An investigation of heterogeneous commuting mode choices through an Early Stopping Bayesian Data Assimilation approach
Flexible working patterns are developing fast since the Covid-19 pandemic. However, preceding the pandemic, a growing diversity of commuting behaviours existed among the population. Some of these behaviours may have served as trendsetters of commuting patterns that align with the emerging flexible working patterns, albeit not completely identical to those observed today. The challenge for travel behaviour modellers is that in the existing travel surveys, such heterogeneity is hard to estimate due to their low presence in the data samples.
This dissertation develops an Early Stopping Bayesian Data Assimilation (ESBDA) estimator which enables an established behaviour model to be well adapted to a new context characterised by significantly lower data samples. We carry out the development using the Mixed-Logit as the main behaviour model, which is a remarkably versatile tool in revealing insights into inter and intra-individual behavioural heterogeneity. ESBDA makes it possible for existing models to learn from small samples of travellers who show distinct travel choices, establishing predictive models while existing methods require more data.
The prevalent Mixed-Logit estimators—Maximum Simulated Likelihood (MSL), Hierarchical Bayes (HB), and Variational Bayes (VB)—demonstrate susceptibility to overfitting and underfitting in small datasets. ESBDA integrates Bayesian inference and Machine Learning techniques to address these issues. Our method is evaluated against MSL, HB, VB, and Bayesian Data Assimilation (BDA) without early-stopping in 15 experiments involving two Mixed-Logit models and varying sample sizes.
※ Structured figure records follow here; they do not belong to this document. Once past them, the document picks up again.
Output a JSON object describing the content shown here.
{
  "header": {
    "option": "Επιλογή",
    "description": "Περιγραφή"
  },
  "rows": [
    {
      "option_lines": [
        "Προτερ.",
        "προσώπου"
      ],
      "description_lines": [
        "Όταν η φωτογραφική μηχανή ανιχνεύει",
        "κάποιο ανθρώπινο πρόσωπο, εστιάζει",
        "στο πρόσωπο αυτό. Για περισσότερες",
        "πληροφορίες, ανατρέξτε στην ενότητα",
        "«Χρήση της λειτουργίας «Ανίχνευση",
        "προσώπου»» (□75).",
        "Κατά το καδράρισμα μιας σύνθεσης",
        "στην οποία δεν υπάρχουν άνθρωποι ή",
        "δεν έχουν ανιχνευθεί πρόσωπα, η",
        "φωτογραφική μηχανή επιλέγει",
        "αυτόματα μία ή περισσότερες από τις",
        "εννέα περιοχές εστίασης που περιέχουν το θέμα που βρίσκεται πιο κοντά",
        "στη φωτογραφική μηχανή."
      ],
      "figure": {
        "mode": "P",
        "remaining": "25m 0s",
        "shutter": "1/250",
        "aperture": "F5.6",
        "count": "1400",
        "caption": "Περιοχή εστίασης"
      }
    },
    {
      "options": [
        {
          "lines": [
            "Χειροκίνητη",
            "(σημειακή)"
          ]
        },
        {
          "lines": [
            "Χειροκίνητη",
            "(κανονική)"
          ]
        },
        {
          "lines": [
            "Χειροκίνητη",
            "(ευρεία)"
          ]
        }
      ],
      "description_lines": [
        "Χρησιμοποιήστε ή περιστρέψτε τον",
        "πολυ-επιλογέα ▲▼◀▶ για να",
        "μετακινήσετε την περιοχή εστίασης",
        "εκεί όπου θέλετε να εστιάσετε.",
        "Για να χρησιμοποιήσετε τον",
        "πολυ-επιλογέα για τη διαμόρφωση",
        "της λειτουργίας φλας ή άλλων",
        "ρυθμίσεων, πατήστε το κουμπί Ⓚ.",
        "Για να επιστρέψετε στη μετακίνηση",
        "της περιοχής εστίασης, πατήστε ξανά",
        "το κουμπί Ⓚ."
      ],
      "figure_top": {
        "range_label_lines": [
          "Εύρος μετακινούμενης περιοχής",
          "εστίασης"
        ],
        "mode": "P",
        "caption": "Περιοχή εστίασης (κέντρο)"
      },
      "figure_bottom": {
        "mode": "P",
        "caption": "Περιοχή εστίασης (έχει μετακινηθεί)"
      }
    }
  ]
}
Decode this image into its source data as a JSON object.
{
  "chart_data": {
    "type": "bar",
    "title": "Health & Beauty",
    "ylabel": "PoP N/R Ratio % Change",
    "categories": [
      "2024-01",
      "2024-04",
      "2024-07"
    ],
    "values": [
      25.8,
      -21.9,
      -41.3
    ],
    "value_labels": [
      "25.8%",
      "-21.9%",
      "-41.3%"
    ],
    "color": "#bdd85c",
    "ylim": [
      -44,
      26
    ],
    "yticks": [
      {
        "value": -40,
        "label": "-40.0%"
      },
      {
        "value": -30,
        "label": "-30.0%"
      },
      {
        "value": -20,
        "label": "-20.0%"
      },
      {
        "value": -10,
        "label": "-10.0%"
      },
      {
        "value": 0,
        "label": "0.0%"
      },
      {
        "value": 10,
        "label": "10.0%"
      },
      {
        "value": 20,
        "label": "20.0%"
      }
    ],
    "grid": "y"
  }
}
MSL, HB and VB are found problematic in six experiments each. BDA malfunctions in five. ESBDA stumbles in just one, showcasing its efficacy with smaller samples.
Overall, ESBDA consistently outperforms existing methods in estimate quality, convergence speed, out-of-sample predictability, and behavioural insights. Particularly, its advantages are magnified with diminishing sample sizes. ESBDA is thus proven to be a more practical, economical and relatively time-saving tool for analysing travel behaviour where there are low samples of distinct, heterogeneous travel behaviour.
ESBDA is then applied to commuter samples from the London Travel Demand Survey to examine the effects of five commuter attributes that are cogent to the evolution of flexible working patterns: (1) workplace type (fixed/variable), (2) National Statistics Socio-Economic Classification (NS-SEC), (3) timing of the commute, (4) Origin-Destination (OD) and (5) age of the commuters. These are some of the key dimensions that the data can yield in identifying the extent of flexible working. A systematic, tree-like model transfer framework is established to help establish behavioural models for 6 levels of increasingly narrow segmentation of commuter sub-groups.
The findings from the ESBDA model have uncovered insights that existing travel choice estimations have not been able to reveal. Even a rather coarse segmentation of the commuters has identified starkly different travel preferences, such as distinctly different levels of willingness to pay for time savings between those who commute to fixed or variable workplaces, given the same NS-SeC, timing of the trip, OD of the commute and age of commuters. This suggests that significant impacts may yet be in store for the provision of transport infrastructure and services if / when flexible working scales up. ESBDA has also opened up a new way to study small samples of distinctly heterogeneous travel behaviour in large metropolitan scale surveys – and as the emerging behaviours grow, this approach can be used to investigate new sub-variants which are yet to emerge.